Falando em Marcopolo, teve esse período em que 30% do mercado caiu, tanto que as ações estavam entre R$ 6 a 7 e hoje estão entre R$ 2,60 e 2,70. O impacto é muito grande porque a lucratividade sumiu, pois ninguém andava mais de ônibus. Agora o mercado de turismo está voltando. Uma passagem de Porto Alegre para Congonhas custa R$ 3,3 mil. Uma ida e volta custa R$ 6,6 mil. O voo que peguei está pela metade, porque o povo não vai aguentar isso. Está começando de novo o pessoal a ir de ônibus para São Paulo, Curitiba, Santa Catarina... Então a venda de modelos rodoviários não vai ter uma explosão de vendas que tinha, mas começa a buscar um novo patamar no mercado, mas um patamar que deve permanecer por uns bons tempos. Ele deve melhorar bastante, principalmente no setor de turismo de média e pequena distância. O de longa distância é uma incógnita que vai depender de como vai ficar a aviação, pois as companhias sofreram com essa pandemia. Eu vejo para nossa cidade uma recuperação boa da Marcopolo em termos de transporte coletivo por ônibus. O trem aqui vai pouco nos afetar, porque tem muita concorrência de empresas de fora. E a eletrificação automotiva vai vir forte e com uma velocidade muito maior do que a gente pensa, porque o petróleo está chegando a um preço que está tornando os veículos a diesel inviáveis. Abre-se uma porta para o elétrico desde que não tenhamos o preço da energia elétrica disparando.
E estamos preparados para o elétrico?
Essa é a minha grande dúvida: o Brasil tem energia para suportar uma eletrificação violenta da frota particular e comercial? Capacidade de produzir elétrico tem. É só ter componentes. O que o país não tem ainda é bateria e motores elétricos. Agora parece que está entrando. Mas, para projetar, montar e vender, o que vai precisar é ter preço. O ônibus elétrico é muito caro, porque bateria e motor são caros.
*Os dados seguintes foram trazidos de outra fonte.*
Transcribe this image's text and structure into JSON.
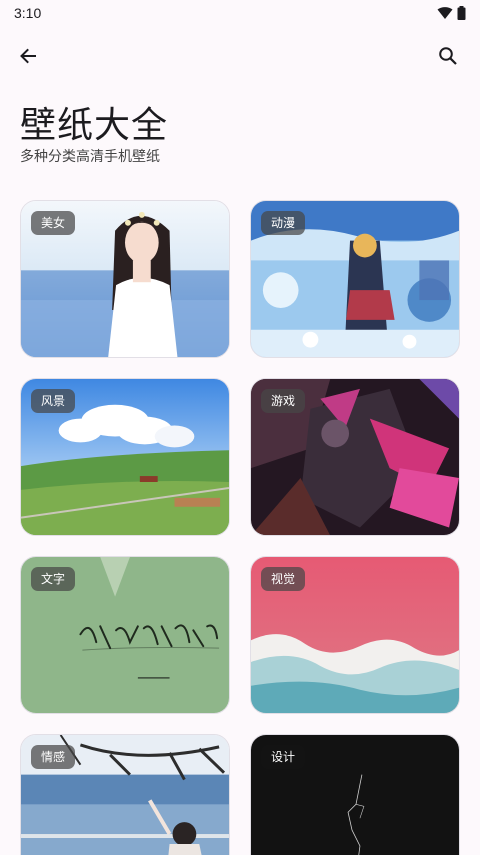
{
  "status_bar": {
    "time": "3:10",
    "wifi_icon": "wifi-icon",
    "battery_icon": "battery-icon"
  },
  "app_bar": {
    "back_icon": "arrow-back-icon",
    "search_icon": "search-icon"
  },
  "header": {
    "title": "壁纸大全",
    "subtitle": "多种分类高清手机壁纸"
  },
  "categories": [
    {
      "label": "美女"
    },
    {
      "label": "动漫"
    },
    {
      "label": "风景"
    },
    {
      "label": "游戏"
    },
    {
      "label": "文字"
    },
    {
      "label": "视觉"
    },
    {
      "label": "情感"
    },
    {
      "label": "设计"
    }
  ],
  "colors": {
    "background": "#fdf9fc",
    "tag_bg": "#464646",
    "text": "#1c1b1f"
  }
}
Precisaria o governo estudar um apoio forte na fabricação de componentes elétricos e, talvez no período de importação, reduzir essa tarifa.
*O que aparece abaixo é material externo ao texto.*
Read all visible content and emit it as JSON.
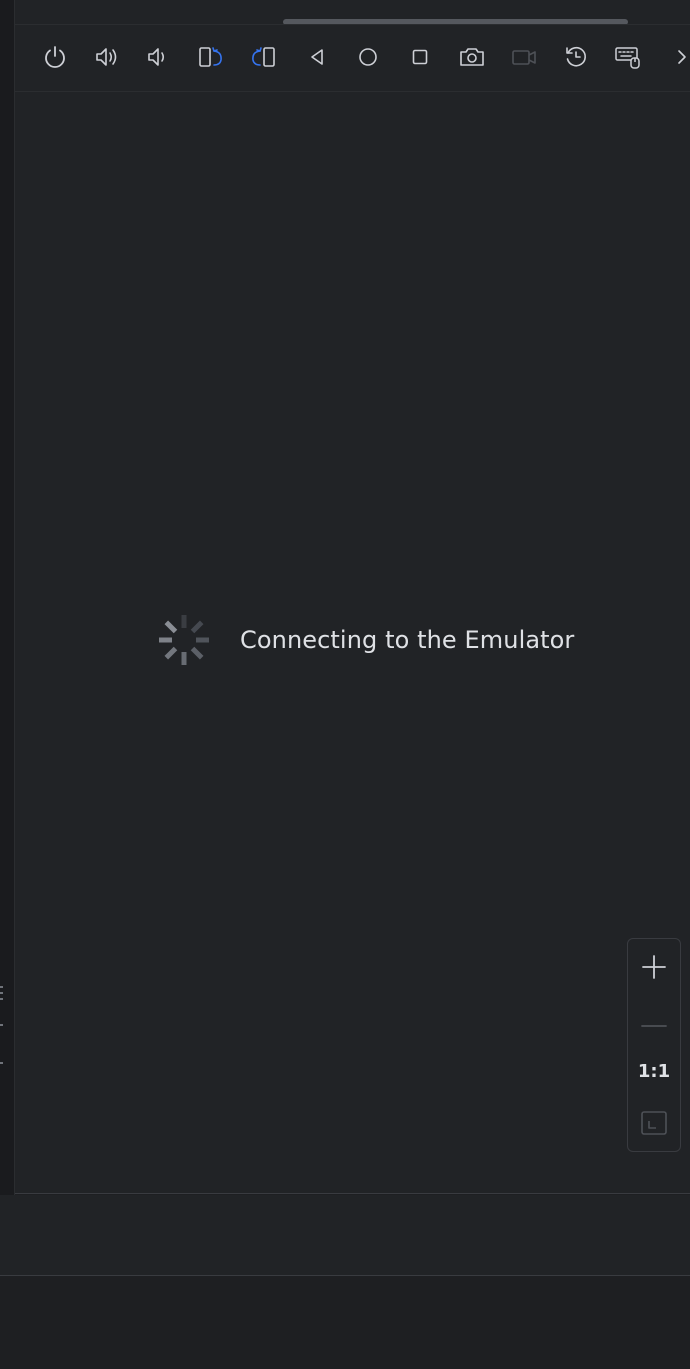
{
  "toolbar": {
    "buttons": [
      {
        "name": "power-button",
        "icon": "power-icon"
      },
      {
        "name": "volume-up-button",
        "icon": "volume-up-icon"
      },
      {
        "name": "volume-down-button",
        "icon": "volume-down-icon"
      },
      {
        "name": "rotate-left-button",
        "icon": "rotate-left-icon"
      },
      {
        "name": "rotate-right-button",
        "icon": "rotate-right-icon"
      },
      {
        "name": "back-button",
        "icon": "back-triangle-icon"
      },
      {
        "name": "home-button",
        "icon": "home-circle-icon"
      },
      {
        "name": "overview-button",
        "icon": "overview-square-icon"
      },
      {
        "name": "screenshot-button",
        "icon": "camera-icon"
      },
      {
        "name": "record-screen-button",
        "icon": "video-camera-icon"
      },
      {
        "name": "snapshot-button",
        "icon": "snapshot-restore-icon"
      },
      {
        "name": "keyboard-input-button",
        "icon": "keyboard-mouse-icon"
      },
      {
        "name": "more-button",
        "icon": "chevron-right-icon"
      }
    ]
  },
  "status": {
    "message": "Connecting to the Emulator"
  },
  "zoom": {
    "zoom_in_icon": "plus-icon",
    "zoom_out_icon": "minus-icon",
    "actual_size_label": "1:1",
    "fit_icon": "fit-screen-icon"
  },
  "colors": {
    "background": "#212326",
    "icon": "#ced0d6",
    "accent": "#3574f0",
    "disabled": "#4e5157",
    "text": "#dfe1e5"
  }
}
Quem está fazendo esse trabalho com o governo que você fazia?
As empresas que não tiverem mais esses criadores vão perder espaço, porque hoje só viver de grandes ideias e startups não dá. Estava lendo que as startups estão chegando a um nível de saturação, que está jogando desempregados por conta da loucura que criaram. O negócio que criei do ônibus escolar é um exemplo de criação que deu certo, porque criei um cliente diferente. O G7, o G8 (modelos de ônibus da Marcopolo) são ótimos, mas o cliente é sempre o mesmo. Tem que criar mercado com novos compradores. Quando comecei a regulamentação para criar uma norma brasileira para o ônibus escolar, assim como fizemos para o programa Caminho da Escola no meio rural, eu queria um modelo semelhante para a cidade. Fizemos reuniões, mas não avançou e agora estou retomando isso. Hoje o Denatran me informou que tem mais de 110 mil veículos sem regulamentação transportando as crianças nas ruas. Temos uma frota com uma média de 20 anos. Com uma média de troca de frota de 5% ao ano, poderíamos ter até dois mil ônibus novos a disposição do mercado. Esse setor escolar, que eu venho me dedicando há tempo, porque estudei muito, produz de 30 a 35 mil bus schools por ano nos Estados Unidos. Tem o souvenir desse ônibus escolar. No cinema, ele aparece em qualquer filme americano. Virou um ícone. É o que eu quero fazer no Brasil. Na área rural eu consegui fazer, e na área urbana estou agora com projeto pronto. Precisamos de uma norma que diga como o ônibus escolar teria que ser, porque hoje não tem. Tem van, ônibus, micro-ônibus, Kombi, “pau de arara”, tudo que é tipo de veículo transportando as crianças, e eu quero regulamentar isso.